Laiane Cruz
Neste domingo (18), completa-se um ano do primeiro óbito registrado em Feira de Santana pela covid-19. De lá para cá, já foram contabilizadas quase 600 mortes em decorrência da doença no município. Para evitar a contaminação pelo novo coronavírus, rituais importantes para o processo de aceitação da morte foram proibidos. As pessoas hospitalizadas com Covid-19 não podem ter acompanhantes, os velórios estão suspensos e os sepultamentos são feitos em cerca de 10 minutos, em caixões lacrados, com poucos familiares presentes.
Diante de tantas mudanças, como lidar então com a perda de entes queridos neste momento pandêmico? Para a psicóloga Clara Assis, um ano do primeiro óbito coloca todas as pessoas que perderam alguém a se conectarem também com o contexto geral, que estamos todos vivendo, de muitos desafios e muitas dificuldades, uma vez que todos nós tivemos a vida modificada e precisamos passar por uma série de processos de adaptação.
“As pessoas que perderam entes tiveram que passar por esses processos de modo ainda mais intenso. Então é um momento sim de reflexão, de conexão com o contexto, ainda mais porque a gente continua vivendo esse contexto, que tem perdurado, e isso traz mais instabilidade e dificuldades para essas pessoas que passaram por essas perdas. Um ano da primeira morte não significa o ano de todas as mortes, é um período inteiro de grandes adaptações e desafios.”
Processo
Clara Assis destacou que o luto é um processo, que não tem um tempo definido para terminar, em que as pessoas vivem a partir do rompimento de um vínculo significativo. Pode ser a partir da perda de alguém ou de alguma coisa. Ele é completamente individual e não existe regra para viver esse processo.
“Cada um vai viver a partir da sua própria história, das suas próprias experiências, do que a pessoa é. É um processo muito respeitado e acolhido por todos, porque não posso colocar pra o outro o que pra mim seria melhor. E, sim, é um processo que ele precisa ser vivenciado, porque quanto mais for silenciado, pode ser mais difícil pra essa pessoa que está vivendo. Ela precisa encontrar um lugar de possibilidade de viver esse luto.”
Com a pandemia, naturalmente as pessoas estão mais reflexivas e têm se conectado mais consigo mesmas. Segundo a psicóloga, isso ocorre porque todas as válvulas de escape que a sociedade sempre teve não está podendo ter nesse momento, que são sair, se encontrar com pessoas, estar em ambientes. Portanto, é natural as pessoas estarem mais reflexivas e tristes por não poderem ter válvulas de escape, de descanso e descompressão.
“Assim elas podem se conectar com alguns sentimentos que não são agradáveis e muitas pessoas podem querer fugir desses sentimentos.

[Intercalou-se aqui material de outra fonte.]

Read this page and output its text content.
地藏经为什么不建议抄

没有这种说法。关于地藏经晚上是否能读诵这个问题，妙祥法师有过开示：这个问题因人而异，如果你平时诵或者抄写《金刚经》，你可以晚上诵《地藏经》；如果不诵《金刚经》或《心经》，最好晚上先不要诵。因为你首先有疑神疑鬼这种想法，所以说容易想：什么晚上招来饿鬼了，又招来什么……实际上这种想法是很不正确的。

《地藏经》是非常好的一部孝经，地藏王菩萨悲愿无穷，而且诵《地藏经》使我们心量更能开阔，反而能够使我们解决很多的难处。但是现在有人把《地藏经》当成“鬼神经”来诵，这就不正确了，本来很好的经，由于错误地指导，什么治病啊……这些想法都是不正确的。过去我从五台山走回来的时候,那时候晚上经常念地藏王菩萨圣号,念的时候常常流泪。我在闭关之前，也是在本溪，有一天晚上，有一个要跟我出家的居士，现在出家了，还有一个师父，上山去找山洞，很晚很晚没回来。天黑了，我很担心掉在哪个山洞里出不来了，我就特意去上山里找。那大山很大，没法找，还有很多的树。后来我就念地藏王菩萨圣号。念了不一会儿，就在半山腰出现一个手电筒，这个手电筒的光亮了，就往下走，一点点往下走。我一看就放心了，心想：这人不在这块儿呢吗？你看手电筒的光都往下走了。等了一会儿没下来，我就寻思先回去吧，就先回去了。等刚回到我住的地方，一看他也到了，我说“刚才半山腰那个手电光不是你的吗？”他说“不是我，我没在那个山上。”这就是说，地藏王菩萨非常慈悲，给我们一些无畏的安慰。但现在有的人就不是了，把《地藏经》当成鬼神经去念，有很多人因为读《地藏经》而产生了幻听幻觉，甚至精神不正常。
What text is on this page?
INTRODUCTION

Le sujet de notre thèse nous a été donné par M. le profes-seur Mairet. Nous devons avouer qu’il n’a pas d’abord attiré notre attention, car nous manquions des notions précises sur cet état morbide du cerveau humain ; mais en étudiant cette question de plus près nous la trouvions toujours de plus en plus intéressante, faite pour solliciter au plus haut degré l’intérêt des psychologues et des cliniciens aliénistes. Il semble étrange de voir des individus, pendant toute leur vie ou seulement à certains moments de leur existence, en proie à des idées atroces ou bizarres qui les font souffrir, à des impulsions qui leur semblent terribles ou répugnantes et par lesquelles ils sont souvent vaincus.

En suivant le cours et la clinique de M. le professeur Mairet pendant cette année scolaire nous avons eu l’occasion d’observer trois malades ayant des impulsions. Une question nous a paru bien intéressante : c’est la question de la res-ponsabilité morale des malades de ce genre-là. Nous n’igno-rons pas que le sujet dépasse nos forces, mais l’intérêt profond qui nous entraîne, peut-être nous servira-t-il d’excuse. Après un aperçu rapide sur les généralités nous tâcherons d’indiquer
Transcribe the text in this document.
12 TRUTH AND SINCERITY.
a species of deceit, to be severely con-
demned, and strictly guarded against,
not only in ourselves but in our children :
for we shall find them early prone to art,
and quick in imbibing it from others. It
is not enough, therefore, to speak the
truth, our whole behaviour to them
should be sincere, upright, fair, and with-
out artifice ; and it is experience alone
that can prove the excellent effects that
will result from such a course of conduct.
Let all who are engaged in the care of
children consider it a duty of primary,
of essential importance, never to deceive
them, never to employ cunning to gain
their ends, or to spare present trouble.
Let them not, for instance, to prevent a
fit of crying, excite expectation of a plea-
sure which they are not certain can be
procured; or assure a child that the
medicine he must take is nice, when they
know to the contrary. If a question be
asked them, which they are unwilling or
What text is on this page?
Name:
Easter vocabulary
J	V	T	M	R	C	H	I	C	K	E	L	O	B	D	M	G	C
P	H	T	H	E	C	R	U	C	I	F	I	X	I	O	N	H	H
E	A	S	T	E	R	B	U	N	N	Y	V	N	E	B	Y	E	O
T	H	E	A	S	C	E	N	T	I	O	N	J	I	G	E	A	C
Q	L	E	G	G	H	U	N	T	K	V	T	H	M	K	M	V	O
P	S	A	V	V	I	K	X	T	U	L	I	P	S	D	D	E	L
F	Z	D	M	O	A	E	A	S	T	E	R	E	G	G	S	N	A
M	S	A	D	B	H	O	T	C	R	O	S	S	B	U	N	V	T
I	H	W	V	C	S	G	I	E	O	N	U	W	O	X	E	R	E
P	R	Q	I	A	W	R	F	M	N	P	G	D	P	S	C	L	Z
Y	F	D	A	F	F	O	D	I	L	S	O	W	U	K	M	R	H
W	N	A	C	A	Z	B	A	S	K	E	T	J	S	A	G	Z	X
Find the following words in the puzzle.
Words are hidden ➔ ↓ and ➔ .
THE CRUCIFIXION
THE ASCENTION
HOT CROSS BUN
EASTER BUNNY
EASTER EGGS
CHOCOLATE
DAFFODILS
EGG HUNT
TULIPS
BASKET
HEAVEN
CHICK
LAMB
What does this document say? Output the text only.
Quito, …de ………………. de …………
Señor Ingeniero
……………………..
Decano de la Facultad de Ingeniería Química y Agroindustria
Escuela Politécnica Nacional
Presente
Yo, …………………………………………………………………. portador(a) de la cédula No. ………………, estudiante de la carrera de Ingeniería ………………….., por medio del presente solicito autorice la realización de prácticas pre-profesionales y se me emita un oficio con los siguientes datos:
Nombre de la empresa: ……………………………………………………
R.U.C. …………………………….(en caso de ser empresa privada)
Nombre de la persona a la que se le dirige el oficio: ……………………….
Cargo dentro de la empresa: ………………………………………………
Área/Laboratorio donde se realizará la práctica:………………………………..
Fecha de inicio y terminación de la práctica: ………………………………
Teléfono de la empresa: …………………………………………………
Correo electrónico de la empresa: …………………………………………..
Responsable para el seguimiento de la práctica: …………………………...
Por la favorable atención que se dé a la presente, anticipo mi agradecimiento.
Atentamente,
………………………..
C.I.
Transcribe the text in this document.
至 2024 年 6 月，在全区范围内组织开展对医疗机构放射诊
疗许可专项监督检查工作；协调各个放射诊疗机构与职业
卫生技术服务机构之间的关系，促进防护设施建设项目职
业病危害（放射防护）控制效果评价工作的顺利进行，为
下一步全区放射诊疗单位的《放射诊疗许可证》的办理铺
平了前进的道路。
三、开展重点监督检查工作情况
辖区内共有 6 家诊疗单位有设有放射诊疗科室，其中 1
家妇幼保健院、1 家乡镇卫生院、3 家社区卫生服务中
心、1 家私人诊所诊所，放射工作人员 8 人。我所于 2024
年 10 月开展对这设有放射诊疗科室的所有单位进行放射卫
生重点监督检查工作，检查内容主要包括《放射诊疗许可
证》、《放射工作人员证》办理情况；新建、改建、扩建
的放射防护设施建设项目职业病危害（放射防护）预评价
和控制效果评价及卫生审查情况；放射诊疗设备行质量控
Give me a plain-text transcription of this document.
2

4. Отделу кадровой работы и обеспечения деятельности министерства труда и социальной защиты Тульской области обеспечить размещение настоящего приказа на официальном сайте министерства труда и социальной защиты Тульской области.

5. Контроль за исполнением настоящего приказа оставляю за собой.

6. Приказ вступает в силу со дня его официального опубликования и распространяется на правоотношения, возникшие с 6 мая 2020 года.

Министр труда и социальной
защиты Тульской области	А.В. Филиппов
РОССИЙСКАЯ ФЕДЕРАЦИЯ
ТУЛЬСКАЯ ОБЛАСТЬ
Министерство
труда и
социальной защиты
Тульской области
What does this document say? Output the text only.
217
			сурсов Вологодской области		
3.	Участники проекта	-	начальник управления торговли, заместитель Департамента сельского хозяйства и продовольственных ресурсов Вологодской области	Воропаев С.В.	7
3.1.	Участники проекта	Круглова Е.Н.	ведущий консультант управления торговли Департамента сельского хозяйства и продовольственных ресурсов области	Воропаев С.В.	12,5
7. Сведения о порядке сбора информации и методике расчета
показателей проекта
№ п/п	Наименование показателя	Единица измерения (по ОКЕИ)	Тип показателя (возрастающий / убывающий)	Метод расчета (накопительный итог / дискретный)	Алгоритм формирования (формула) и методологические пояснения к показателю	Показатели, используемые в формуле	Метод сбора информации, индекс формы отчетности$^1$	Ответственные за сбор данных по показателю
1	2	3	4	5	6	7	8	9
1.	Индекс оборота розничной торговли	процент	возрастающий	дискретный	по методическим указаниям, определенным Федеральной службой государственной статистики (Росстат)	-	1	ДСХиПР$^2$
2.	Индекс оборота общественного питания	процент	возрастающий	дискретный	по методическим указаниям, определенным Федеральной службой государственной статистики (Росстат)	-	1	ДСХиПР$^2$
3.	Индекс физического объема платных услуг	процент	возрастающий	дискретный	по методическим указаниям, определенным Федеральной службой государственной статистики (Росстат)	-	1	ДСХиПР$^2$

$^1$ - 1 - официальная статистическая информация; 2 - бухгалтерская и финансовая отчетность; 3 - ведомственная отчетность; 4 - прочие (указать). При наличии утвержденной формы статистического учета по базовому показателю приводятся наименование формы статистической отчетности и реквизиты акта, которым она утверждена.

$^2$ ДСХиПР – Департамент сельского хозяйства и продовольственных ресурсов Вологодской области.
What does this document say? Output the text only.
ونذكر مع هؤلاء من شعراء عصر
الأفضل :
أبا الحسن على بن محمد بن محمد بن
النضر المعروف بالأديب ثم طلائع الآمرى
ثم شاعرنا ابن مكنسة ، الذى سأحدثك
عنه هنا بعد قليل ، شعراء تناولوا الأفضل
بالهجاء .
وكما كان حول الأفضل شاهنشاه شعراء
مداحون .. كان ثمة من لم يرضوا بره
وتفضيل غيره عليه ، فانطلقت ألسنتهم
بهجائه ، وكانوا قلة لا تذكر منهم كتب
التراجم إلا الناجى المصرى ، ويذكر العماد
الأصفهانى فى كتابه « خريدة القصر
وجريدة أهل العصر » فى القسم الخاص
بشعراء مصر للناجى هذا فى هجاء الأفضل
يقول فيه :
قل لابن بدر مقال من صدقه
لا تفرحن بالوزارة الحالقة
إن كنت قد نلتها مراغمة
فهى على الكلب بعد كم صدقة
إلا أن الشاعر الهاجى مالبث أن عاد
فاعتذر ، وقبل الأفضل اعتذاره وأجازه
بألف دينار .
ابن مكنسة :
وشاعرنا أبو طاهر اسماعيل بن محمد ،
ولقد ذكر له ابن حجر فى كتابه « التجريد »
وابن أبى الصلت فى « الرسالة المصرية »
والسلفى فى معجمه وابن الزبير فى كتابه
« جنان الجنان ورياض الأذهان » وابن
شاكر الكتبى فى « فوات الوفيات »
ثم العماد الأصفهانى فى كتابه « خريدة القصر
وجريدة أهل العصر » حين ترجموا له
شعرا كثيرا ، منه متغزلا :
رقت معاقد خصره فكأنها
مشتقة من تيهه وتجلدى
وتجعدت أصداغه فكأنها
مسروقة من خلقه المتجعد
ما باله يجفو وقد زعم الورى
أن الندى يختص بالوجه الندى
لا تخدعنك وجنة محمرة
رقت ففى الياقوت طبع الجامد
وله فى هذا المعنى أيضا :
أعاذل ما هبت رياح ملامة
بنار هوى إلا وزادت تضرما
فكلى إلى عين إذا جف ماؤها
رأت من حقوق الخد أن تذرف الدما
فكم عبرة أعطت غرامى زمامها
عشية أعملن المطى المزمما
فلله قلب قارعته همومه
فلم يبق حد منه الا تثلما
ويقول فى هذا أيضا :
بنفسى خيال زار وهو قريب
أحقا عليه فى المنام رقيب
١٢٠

Na pandemia, toda a vida ficou em suspenso. Então quantas são as perdas durante todo esse momento que vão trazer repercussão e reação para toda a sociedade. Foi a perda do contato físico, do ambiente de trabalho, perdas financeiras, perda de expectativas, sonhos, planejamentos, que ficaram em suspenso e todos estão tendo que revisitar os seus planos da sua vida e todo o seu curso pra poder redirecionar. É natural que todos se sintam impactados. Uns ficaram mais outros menos e isso vai depender dos recursos de cada um, e no processo de luto cada um vai reagir de acordo com os seus próprios recursos”, salientou.
Recriação de rituais
Em relação aos velórios e sepultamentos, ela destacou que são parte importante do processo de luto, afinal os rituais tradicionais são o primeiro lugar onde o enlutado pode ter a conexão com a realidade da perda, é quando ele depara com aquele contexto, com aquela situação que ele tem que vivenciar.
“Nos rituais ele também encontra espaço de conforto social e encontra espaço para se conectar com sua rede social. A ausência dos velórios tradicionais pode, sim, trazer um impacto, mas é importante frisar que também é possível reconstruir rituais, porque o ritual precisa acontecer a partir do que pode fazer sentido pra cada enlutado.”
Para a psicóloga, o parar para repensar e recriar um ritual pode demandar muita energia, diante de um momento de tanta crise, de tanta dor, mas é possível. “A restrição traz impacto, mas ela não é decisiva para a vivência do processo de luto”, finalizou.
Com informações do repórter Ed Santos do Acorda Cidade.